My husband and I deployed multiple methods of working to help him work through his feelings in the days leading up to his departure. We had numerous talks, went on multiple walks. We reminded him that while he may be anxious about the unknown (and reassuring him that it’s normal to feel this way) that everything was going to be okay.

He and I talked the night before he left on his trip. I tried to get him to think about his fears in a different context. “How long, and potentially boring, the flight is going to be is a good problem to have,” I said. He looked at me quizzically. “Think about it. There are kids whose family can’t afford to pay the rent, or struggle to put food on the table. To those kids, getting on a plane to go somewhere is a dream. The fact that you have this opportunity to see new places is a gift.” I could see, for a flicker of a moment, he understood what I was saying. He wasn’t done complaining or sharing his concerns with me, but I’m hopeful I got through to him and when his anxiety returns he can think of this is a larger context the problems that he’s experiencing are actually good ones to have, and instead enjoy the gift he’s being given.

How do you help you child when they have anxiety? How do you help them work through their feelings?

Who Do You Love?

What or who do you love?

My younger son can easily articulate what and who he loves. He says I love you to my husband and I without any discomfort, and for the most part is comfortable sharing his feelings openly and honestly with others. I think he is just wired this way. My oldest keeps his emotions close. He can come across as being quick to anger or unhappiness, but am now better understanding that it is his discomfort that is causing these emotional reactions.

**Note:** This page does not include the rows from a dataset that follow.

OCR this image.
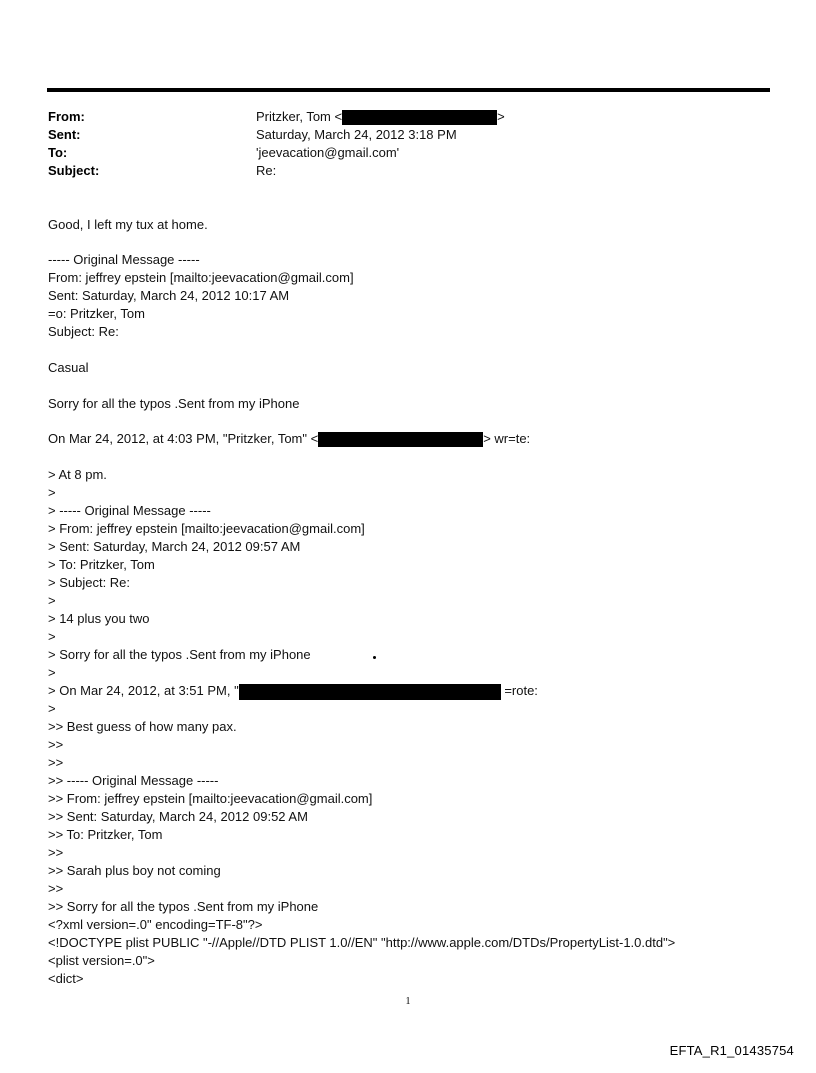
From:	Pritzker, Tom <	>
Sent:	Saturday, March 24, 2012 3:18 PM
To:	'jeevacation@gmail.com'
Subject:	Re:
Good, I left my tux at home.
----- Original Message -----
From: jeffrey epstein [mailto:jeevacation@gmail.com]
Sent: Saturday, March 24, 2012 10:17 AM
=o: Pritzker, Tom
Subject: Re:
Casual
Sorry for all the typos .Sent from my iPhone
On Mar 24, 2012, at 4:03 PM, "Pritzker, Tom" <	> wr=te:
> At 8 pm.
>
> ----- Original Message -----
> From: jeffrey epstein [mailto:jeevacation@gmail.com]
> Sent: Saturday, March 24, 2012 09:57 AM
> To: Pritzker, Tom
> Subject: Re:
>
> 14 plus you two
>
> Sorry for all the typos .Sent from my iPhone
>
> On Mar 24, 2012, at 3:51 PM, "	=rote:
>
>> Best guess of how many pax.
>>
>>
>> ----- Original Message -----
>> From: jeffrey epstein [mailto:jeevacation@gmail.com]
>> Sent: Saturday, March 24, 2012 09:52 AM
>> To: Pritzker, Tom
>>
>> Sarah plus boy not coming
>>
>> Sorry for all the typos .Sent from my iPhone
<?xml version=.0" encoding=TF-8"?>
<!DOCTYPE plist PUBLIC "-//Apple//DTD PLIST 1.0//EN" "http://www.apple.com/DTDs/PropertyList-1.0.dtd">
<plist version=.0">
<dict>
1
EFTA_R1_01435754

I’m thinking of having my oldest keep a gratitude journal. Peggy Orenstein’s talk and my Head and Heart blog made me think this is one way we can help our son keep his head and heart connected. My hope is that by journaling he’ll grow to appreciate all the good things in his life, and that while disappoint and discomfort will happen there is a different way he can respond because he’ll remember he’s loved and has a lot of things to love in his life.

How does your child express their emotions? How are you helping them remember all that is positive in their life?